The Universal Declaration of Human Rights and Islam!
Epigraph:
US Supreme Court Chamber: There is a Frieze above the Bench, which includes the Holy Prophet Muhammad among the 18 Great Law-Givers
By Zia H Shah MD
This examines the philosophical and historical basis of human rights.
With the election of a son of a Kenyan man to the highest office in USA we see gradual perfection of the vision expressed in the words, "We hold these truths to be self-evident, that all men are created equal." But at the same time, suicidal bombings by terrorist, the outrageous violations of human rights in Guantanamo and Abu Ghraib, the indifference to the so called collateral damage in air bombings, have again rekindled the question as to what are the human rights and where do they come from. The events since September 11, 2001 have jolted every citizen of the planet earth with renewed quaking and put them on a quest to look for answers. Is life of an American more sacred than a non-American? What if he or she is a Muslim? Are all humans truly created equal? Where did the words, 'We hold these truths to be self-evident, that all men are created equal;' come from? To one exposed to Western media only these noble words came from the pen of President Thomas Jefferson, as he authored United States Declaration of Independence in 1776. But a more cultured Westerner may know what Wikipedia mentions, under the heading all men are created equal, "Many of the ideas in the Declaration were borrowed from the English liberal political philosopher John Locke." But that is where Western scholarship ends. Locke lived in the seventeenth and eighteenth century. Such is the dissociation of the Western writers in terms of ignoring the beauties of Islam, that they can attribute all such liberal ideas with a straight face to Western philosophers, despite the fact the Muslim literature has been replete with mention of the Holy Prophet Muhammad, saying to a crowd of more than a hundred thousand people, at the time of the final pilgrimage, an event that itself symbolizes human equality, "All of you are equal. All men, whatever nation or tribe they may belong to, and whatever station in life they may hold, are equal. Allah has made you brethren one to another, so be not divided. An Arab has no preference over a non-Arab, nor a non-Arab over an Arab; nor is a white one to be preferred to a dark one, nor a dark one to a white one." The whole of his sermon is recorded in history and has been more famous and cherished than President Abraham Lincoln's Gettysburg address, in the Muslim world, over the centuries. This is where human equality began, not only for the Muslims but for the whole of humanity!
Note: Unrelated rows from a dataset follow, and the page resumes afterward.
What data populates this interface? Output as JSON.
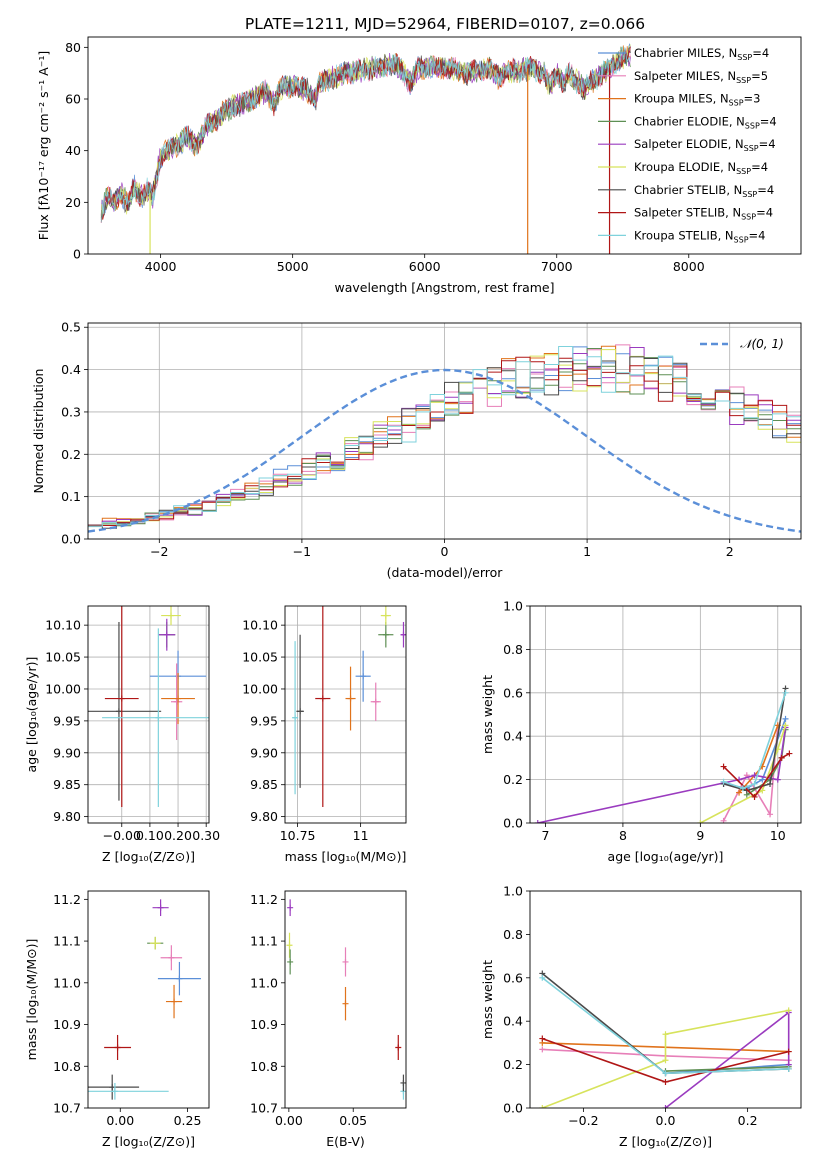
{
  "figure": {
    "title": "PLATE=1211, MJD=52964, FIBERID=0107, z=0.066"
  },
  "colors": {
    "Chabrier MILES": "#5b8fd8",
    "Salpeter MILES": "#e77fb8",
    "Kroupa MILES": "#e0731c",
    "Chabrier ELODIE": "#5e8f54",
    "Salpeter ELODIE": "#9a3bbf",
    "Kroupa ELODIE": "#d7e35c",
    "Chabrier STELIB": "#4a4a4a",
    "Salpeter STELIB": "#b01616",
    "Kroupa STELIB": "#7fd2dc",
    "normal": "#5b8fd8",
    "grid": "#b0b0b0"
  },
  "chart_data": [
    {
      "id": "spectrum",
      "type": "line",
      "title": "PLATE=1211, MJD=52964, FIBERID=0107, z=0.066",
      "xlabel": "wavelength [Angstrom, rest frame]",
      "ylabel": "Flux [fλ10⁻¹⁷ erg cm⁻² s⁻¹ A⁻¹]",
      "xlim": [
        3450,
        8850
      ],
      "ylim": [
        0,
        84
      ],
      "xticks": [
        4000,
        5000,
        6000,
        7000,
        8000
      ],
      "yticks": [
        0,
        20,
        40,
        60,
        80
      ],
      "grid": false,
      "legend_position": "top-right",
      "legend": [
        "Chabrier MILES, N_SSP=4",
        "Salpeter MILES, N_SSP=5",
        "Kroupa MILES, N_SSP=3",
        "Chabrier ELODIE, N_SSP=4",
        "Salpeter ELODIE, N_SSP=4",
        "Kroupa ELODIE, N_SSP=4",
        "Chabrier STELIB, N_SSP=4",
        "Salpeter STELIB, N_SSP=4",
        "Kroupa STELIB, N_SSP=4"
      ],
      "envelope": {
        "x": [
          3550,
          3600,
          3650,
          3700,
          3750,
          3800,
          3850,
          3900,
          3940,
          3970,
          4000,
          4050,
          4100,
          4150,
          4200,
          4250,
          4300,
          4350,
          4400,
          4500,
          4600,
          4700,
          4800,
          4861,
          4900,
          5000,
          5100,
          5175,
          5200,
          5300,
          5400,
          5500,
          5600,
          5700,
          5800,
          5890,
          5950,
          6000,
          6100,
          6200,
          6300,
          6400,
          6500,
          6563,
          6600,
          6700,
          6800,
          6900,
          6950,
          7000,
          7050,
          7100,
          7200,
          7300,
          7400,
          7500,
          7560
        ],
        "y": [
          17,
          22,
          20,
          24,
          19,
          26,
          22,
          25,
          22,
          30,
          38,
          40,
          41,
          43,
          46,
          42,
          44,
          50,
          51,
          56,
          58,
          60,
          63,
          58,
          64,
          65,
          64,
          60,
          66,
          68,
          70,
          71,
          72,
          73,
          73,
          66,
          72,
          72,
          72,
          72,
          70,
          71,
          72,
          68,
          70,
          71,
          72,
          70,
          65,
          70,
          66,
          70,
          64,
          68,
          72,
          76,
          77
        ]
      },
      "dropouts": [
        {
          "x": 3920,
          "y": 0
        },
        {
          "x": 6780,
          "y": 0
        },
        {
          "x": 7400,
          "y": 0
        }
      ]
    },
    {
      "id": "residuals",
      "type": "line",
      "xlabel": "(data-model)/error",
      "ylabel": "Normed distribution",
      "xlim": [
        -2.5,
        2.5
      ],
      "ylim": [
        0,
        0.51
      ],
      "xticks": [
        -2,
        -1,
        0,
        1,
        2
      ],
      "yticks": [
        0.0,
        0.1,
        0.2,
        0.3,
        0.4,
        0.5
      ],
      "grid": true,
      "legend_position": "top-right",
      "legend": [
        "𝒩(0, 1)"
      ],
      "bin_width": 0.1,
      "hist_base": [
        0.033,
        0.036,
        0.04,
        0.045,
        0.05,
        0.057,
        0.064,
        0.072,
        0.081,
        0.091,
        0.101,
        0.112,
        0.124,
        0.137,
        0.15,
        0.164,
        0.179,
        0.194,
        0.209,
        0.225,
        0.241,
        0.257,
        0.274,
        0.29,
        0.305,
        0.32,
        0.335,
        0.348,
        0.361,
        0.372,
        0.382,
        0.39,
        0.396,
        0.401,
        0.403,
        0.404,
        0.403,
        0.401,
        0.396,
        0.39,
        0.382,
        0.372,
        0.361,
        0.348,
        0.335,
        0.32,
        0.305,
        0.29,
        0.274,
        0.257,
        0.241,
        0.225,
        0.209,
        0.194,
        0.179,
        0.164,
        0.15,
        0.137,
        0.124,
        0.112,
        0.101,
        0.091,
        0.081,
        0.072,
        0.064,
        0.057,
        0.05,
        0.045,
        0.04,
        0.036,
        0.033,
        0.03,
        0.027,
        0.024,
        0.022,
        0.02,
        0.018,
        0.017,
        0.016,
        0.015
      ],
      "hist_note_range": [
        -2.5,
        2.5
      ]
    },
    {
      "id": "age-vs-z",
      "type": "scatter",
      "xlabel": "Z [log₁₀(Z/Z⊙)]",
      "ylabel": "age  [log₁₀(age/yr)]",
      "xlim": [
        -0.12,
        0.31
      ],
      "ylim": [
        9.79,
        10.13
      ],
      "xticks": [
        -0.0,
        0.1,
        0.2,
        0.3
      ],
      "xticklabels": [
        "−0.00",
        "0.10",
        "0.20",
        "0.30"
      ],
      "yticks": [
        9.8,
        9.85,
        9.9,
        9.95,
        10.0,
        10.05,
        10.1
      ],
      "grid": true,
      "points": [
        {
          "model": "Chabrier MILES",
          "x": 0.2,
          "y": 10.02,
          "xerr": 0.1,
          "yerr": 0.04
        },
        {
          "model": "Salpeter MILES",
          "x": 0.195,
          "y": 9.98,
          "xerr": 0.02,
          "yerr": 0.06
        },
        {
          "model": "Kroupa MILES",
          "x": 0.2,
          "y": 9.985,
          "xerr": 0.06,
          "yerr": 0.04
        },
        {
          "model": "Chabrier ELODIE",
          "x": 0.16,
          "y": 10.085,
          "xerr": 0.03,
          "yerr": 0.02
        },
        {
          "model": "Salpeter ELODIE",
          "x": 0.16,
          "y": 10.085,
          "xerr": 0.03,
          "yerr": 0.025
        },
        {
          "model": "Kroupa ELODIE",
          "x": 0.175,
          "y": 10.115,
          "xerr": 0.035,
          "yerr": 0.015
        },
        {
          "model": "Chabrier STELIB",
          "x": -0.01,
          "y": 9.965,
          "xerr": 0.15,
          "yerr": 0.14
        },
        {
          "model": "Salpeter STELIB",
          "x": 0.0,
          "y": 9.985,
          "xerr": 0.06,
          "yerr": 0.17
        },
        {
          "model": "Kroupa STELIB",
          "x": 0.13,
          "y": 9.955,
          "xerr": 0.2,
          "yerr": 0.14
        }
      ]
    },
    {
      "id": "age-vs-mass",
      "type": "scatter",
      "xlabel": "mass [log₁₀(M/M⊙)]",
      "ylabel": "",
      "xlim": [
        10.7,
        11.18
      ],
      "ylim": [
        9.79,
        10.13
      ],
      "xticks": [
        10.75,
        11.0
      ],
      "yticks": [
        9.8,
        9.85,
        9.9,
        9.95,
        10.0,
        10.05,
        10.1
      ],
      "grid": true,
      "points": [
        {
          "model": "Chabrier MILES",
          "x": 11.01,
          "y": 10.02,
          "xerr": 0.03,
          "yerr": 0.04
        },
        {
          "model": "Salpeter MILES",
          "x": 11.06,
          "y": 9.98,
          "xerr": 0.02,
          "yerr": 0.03
        },
        {
          "model": "Kroupa MILES",
          "x": 10.96,
          "y": 9.985,
          "xerr": 0.02,
          "yerr": 0.05
        },
        {
          "model": "Chabrier ELODIE",
          "x": 11.1,
          "y": 10.085,
          "xerr": 0.03,
          "yerr": 0.02
        },
        {
          "model": "Salpeter ELODIE",
          "x": 11.17,
          "y": 10.085,
          "xerr": 0.01,
          "yerr": 0.02
        },
        {
          "model": "Kroupa ELODIE",
          "x": 11.1,
          "y": 10.115,
          "xerr": 0.02,
          "yerr": 0.015
        },
        {
          "model": "Chabrier STELIB",
          "x": 10.76,
          "y": 9.965,
          "xerr": 0.015,
          "yerr": 0.12
        },
        {
          "model": "Salpeter STELIB",
          "x": 10.85,
          "y": 9.985,
          "xerr": 0.03,
          "yerr": 0.17
        },
        {
          "model": "Kroupa STELIB",
          "x": 10.74,
          "y": 9.955,
          "xerr": 0.01,
          "yerr": 0.12
        }
      ]
    },
    {
      "id": "weight-vs-age",
      "type": "line",
      "xlabel": "age  [log₁₀(age/yr)]",
      "ylabel": "mass weight",
      "xlim": [
        6.8,
        10.3
      ],
      "ylim": [
        0,
        1
      ],
      "xticks": [
        7,
        8,
        9,
        10
      ],
      "yticks": [
        0.0,
        0.2,
        0.4,
        0.6,
        0.8,
        1.0
      ],
      "grid": true,
      "series": [
        {
          "model": "Chabrier MILES",
          "x": [
            9.3,
            9.6,
            9.8,
            10.1
          ],
          "y": [
            0.18,
            0.16,
            0.2,
            0.48
          ]
        },
        {
          "model": "Salpeter MILES",
          "x": [
            9.3,
            9.6,
            9.9,
            10.0
          ],
          "y": [
            0.01,
            0.22,
            0.04,
            0.45
          ]
        },
        {
          "model": "Kroupa MILES",
          "x": [
            9.5,
            9.8,
            10.0
          ],
          "y": [
            0.14,
            0.26,
            0.45
          ]
        },
        {
          "model": "Chabrier ELODIE",
          "x": [
            9.6,
            9.9,
            10.05,
            10.1
          ],
          "y": [
            0.13,
            0.2,
            0.3,
            0.43
          ]
        },
        {
          "model": "Salpeter ELODIE",
          "x": [
            6.9,
            9.5,
            9.7,
            10.0,
            10.1
          ],
          "y": [
            0.0,
            0.2,
            0.22,
            0.2,
            0.44
          ]
        },
        {
          "model": "Kroupa ELODIE",
          "x": [
            9.0,
            9.8,
            10.0,
            10.1
          ],
          "y": [
            0.0,
            0.15,
            0.34,
            0.45
          ]
        },
        {
          "model": "Chabrier STELIB",
          "x": [
            9.3,
            9.6,
            9.9,
            10.1
          ],
          "y": [
            0.18,
            0.15,
            0.18,
            0.62
          ]
        },
        {
          "model": "Salpeter STELIB",
          "x": [
            9.3,
            9.7,
            10.05,
            10.15
          ],
          "y": [
            0.26,
            0.12,
            0.3,
            0.32
          ]
        },
        {
          "model": "Kroupa STELIB",
          "x": [
            9.3,
            9.55,
            9.7,
            10.1
          ],
          "y": [
            0.19,
            0.16,
            0.18,
            0.6
          ]
        }
      ]
    },
    {
      "id": "mass-vs-z",
      "type": "scatter",
      "xlabel": "Z [log₁₀(Z/Z⊙)]",
      "ylabel": "mass [log₁₀(M/M⊙)]",
      "xlim": [
        -0.12,
        0.33
      ],
      "ylim": [
        10.7,
        11.22
      ],
      "xticks": [
        0.0,
        0.25
      ],
      "xticklabels": [
        "0.00",
        "0.25"
      ],
      "yticks": [
        10.7,
        10.8,
        10.9,
        11.0,
        11.1,
        11.2
      ],
      "grid": false,
      "points": [
        {
          "model": "Chabrier MILES",
          "x": 0.22,
          "y": 11.01,
          "xerr": 0.08,
          "yerr": 0.04
        },
        {
          "model": "Salpeter MILES",
          "x": 0.19,
          "y": 11.06,
          "xerr": 0.04,
          "yerr": 0.03
        },
        {
          "model": "Kroupa MILES",
          "x": 0.2,
          "y": 10.955,
          "xerr": 0.03,
          "yerr": 0.04
        },
        {
          "model": "Chabrier ELODIE",
          "x": 0.13,
          "y": 11.095,
          "xerr": 0.03,
          "yerr": 0.015
        },
        {
          "model": "Salpeter ELODIE",
          "x": 0.15,
          "y": 11.18,
          "xerr": 0.03,
          "yerr": 0.02
        },
        {
          "model": "Kroupa ELODIE",
          "x": 0.13,
          "y": 11.095,
          "xerr": 0.02,
          "yerr": 0.015
        },
        {
          "model": "Chabrier STELIB",
          "x": -0.03,
          "y": 10.75,
          "xerr": 0.1,
          "yerr": 0.03
        },
        {
          "model": "Salpeter STELIB",
          "x": -0.01,
          "y": 10.845,
          "xerr": 0.05,
          "yerr": 0.03
        },
        {
          "model": "Kroupa STELIB",
          "x": -0.02,
          "y": 10.74,
          "xerr": 0.2,
          "yerr": 0.02
        }
      ]
    },
    {
      "id": "mass-vs-ebv",
      "type": "scatter",
      "xlabel": "E(B-V)",
      "ylabel": "",
      "xlim": [
        -0.003,
        0.091
      ],
      "ylim": [
        10.7,
        11.22
      ],
      "xticks": [
        0.0,
        0.05
      ],
      "xticklabels": [
        "0.00",
        "0.05"
      ],
      "yticks": [
        10.7,
        10.8,
        10.9,
        11.0,
        11.1,
        11.2
      ],
      "grid": false,
      "points": [
        {
          "model": "Salpeter ELODIE",
          "x": 0.001,
          "y": 11.18,
          "xerr": 0.0,
          "yerr": 0.02
        },
        {
          "model": "Kroupa ELODIE",
          "x": 0.0005,
          "y": 11.09,
          "xerr": 0.0,
          "yerr": 0.03
        },
        {
          "model": "Chabrier ELODIE",
          "x": 0.001,
          "y": 11.05,
          "xerr": 0.0,
          "yerr": 0.03
        },
        {
          "model": "Salpeter MILES",
          "x": 0.044,
          "y": 11.05,
          "xerr": 0.0,
          "yerr": 0.035
        },
        {
          "model": "Kroupa MILES",
          "x": 0.044,
          "y": 10.95,
          "xerr": 0.0,
          "yerr": 0.04
        },
        {
          "model": "Salpeter STELIB",
          "x": 0.085,
          "y": 10.845,
          "xerr": 0.0,
          "yerr": 0.03
        },
        {
          "model": "Kroupa STELIB",
          "x": 0.089,
          "y": 10.74,
          "xerr": 0.0,
          "yerr": 0.02
        },
        {
          "model": "Chabrier STELIB",
          "x": 0.089,
          "y": 10.76,
          "xerr": 0.0,
          "yerr": 0.02
        }
      ]
    },
    {
      "id": "weight-vs-z",
      "type": "line",
      "xlabel": "Z [log₁₀(Z/Z⊙)]",
      "ylabel": "mass weight",
      "xlim": [
        -0.33,
        0.33
      ],
      "ylim": [
        0,
        1
      ],
      "xticks": [
        -0.2,
        0.0,
        0.2
      ],
      "xticklabels": [
        "−0.2",
        "0.0",
        "0.2"
      ],
      "yticks": [
        0.0,
        0.2,
        0.4,
        0.6,
        0.8,
        1.0
      ],
      "grid": false,
      "series": [
        {
          "model": "Chabrier MILES",
          "x": [
            0.0,
            0.3
          ],
          "y": [
            0.16,
            0.2
          ]
        },
        {
          "model": "Salpeter MILES",
          "x": [
            -0.3,
            0.0,
            0.3
          ],
          "y": [
            0.27,
            0.24,
            0.22
          ]
        },
        {
          "model": "Kroupa MILES",
          "x": [
            -0.3,
            0.3
          ],
          "y": [
            0.3,
            0.26
          ]
        },
        {
          "model": "Chabrier ELODIE",
          "x": [
            0.0,
            0.3
          ],
          "y": [
            0.17,
            0.19
          ]
        },
        {
          "model": "Salpeter ELODIE",
          "x": [
            0.0,
            0.3,
            0.3
          ],
          "y": [
            0.0,
            0.44,
            0.2
          ]
        },
        {
          "model": "Kroupa ELODIE",
          "x": [
            -0.3,
            0.0,
            0.0,
            0.3
          ],
          "y": [
            0.0,
            0.22,
            0.34,
            0.45
          ]
        },
        {
          "model": "Chabrier STELIB",
          "x": [
            -0.3,
            0.0,
            0.3
          ],
          "y": [
            0.62,
            0.16,
            0.18
          ]
        },
        {
          "model": "Salpeter STELIB",
          "x": [
            -0.3,
            0.0,
            0.3
          ],
          "y": [
            0.32,
            0.12,
            0.26
          ]
        },
        {
          "model": "Kroupa STELIB",
          "x": [
            -0.3,
            0.0,
            0.3
          ],
          "y": [
            0.6,
            0.16,
            0.18
          ]
        }
      ]
    }
  ]
}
Fast forward to World War II. Dr. Andrew Conway Ivy was appointed by the American Medical Association as its representative at the 1946 Nuremberg Medical Trial for Nazi doctors. By 1945 he was probably 'the most famous doctor in the country.' He wrote, "Only in a moral world, a world of responsibility, can man be free and live as a human being should. Men are truly equal and free only as creatures of God, because only as the children of God and only in the sight of God and ultimate moral law are men truly equal." In the Nuremberg trial he struggled with the question that if man-made law is the sole source of basic human rights, why condemn the Nazi assault on Jews, Gypsies, Poles, and political enemies; and having shaken by this perplexing trial he concluded:
If God and the ultimate moral law are denied, there can be no absolute argument against slavery, against 'might makes right' and man's greedy exploitation of man. If human beings have no absolute intrinsic value, no absolute intrinsic freedom of decision, no absolute liberty, no absolute duties, they possess only extrinsic value and may be used as chattels, slaves or serfs by those who have the intelligence and power.
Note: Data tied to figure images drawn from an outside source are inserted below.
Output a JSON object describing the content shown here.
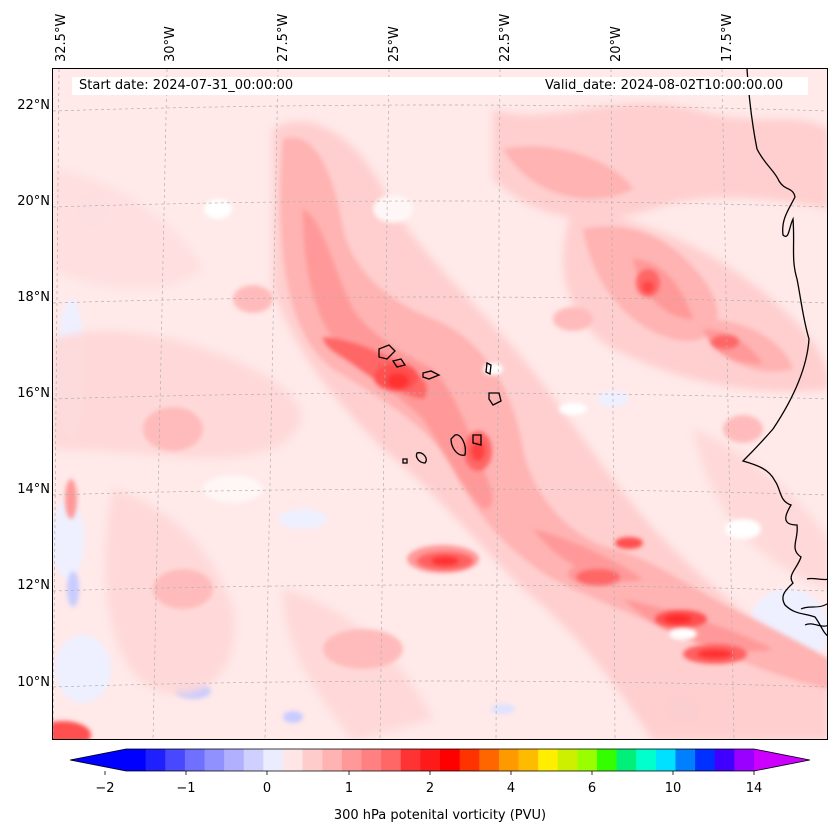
{
  "map": {
    "header": {
      "start_date": "Start date: 2024-07-31_00:00:00",
      "valid_date": "Valid_date: 2024-08-02T10:00:00.00"
    },
    "lon_labels": [
      "32.5°W",
      "30°W",
      "27.5°W",
      "25°W",
      "22.5°W",
      "20°W",
      "17.5°W"
    ],
    "lat_labels": [
      "22°N",
      "20°N",
      "18°N",
      "16°N",
      "14°N",
      "12°N",
      "10°N"
    ],
    "colors": {
      "coastline": "#000000",
      "gridline": "#b0b0b0"
    }
  },
  "colorbar": {
    "label": "300 hPa potenital vorticity (PVU)",
    "ticks": [
      "−2",
      "−1",
      "0",
      "1",
      "2",
      "4",
      "6",
      "10",
      "14"
    ],
    "colors": [
      "#0000ff",
      "#2020ff",
      "#4848ff",
      "#7070ff",
      "#9090ff",
      "#b0b0ff",
      "#d0d0ff",
      "#ececff",
      "#ffe6e6",
      "#ffcccc",
      "#ffb3b3",
      "#ff9999",
      "#ff8080",
      "#ff6666",
      "#ff3333",
      "#ff1a1a",
      "#ff0000",
      "#ff3300",
      "#ff6600",
      "#ff9900",
      "#ffbb00",
      "#ffee00",
      "#ccf000",
      "#99ff00",
      "#33ff00",
      "#00f07a",
      "#00ffcc",
      "#00e0ff",
      "#0080ff",
      "#0030ff",
      "#4000ff",
      "#9900ff"
    ],
    "under_color": "#0000ff",
    "over_color": "#cc00ff"
  }
}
It took the catalyst of World War II, after millions of casualties, to propel human rights onto the world stage and into the global conscience. On December 10, 1948, the Universal Declaration of Human Rights was adopted by the 56 members of the United Nations. The vote was unanimous, although eight nations chose to abstain. Articles I and II could be considered paraphrasing, in contemporary legal terminology, of what the Prophet Muhammad, may peace be on him, had said in his address at the time of last pilgrimage, in 632 CE, or what President Thomas Jefferson wrote more than a millennium later. Article I states, "All human beings are born free and equal in dignity and rights. They are endowed with reason and conscience and should act towards one another in a spirit of brotherhood." As the Prophet delivered his farewell speech, to an unprecedented large gathering, standing on the back of his camel Qaswa, he raised his hands and joined the fingers of one hand with the other and then said, "Even as the fingers of the two hands are equal, so are human beings equal to one another. No one has any right, any superiority to claim over another. You are as brothers."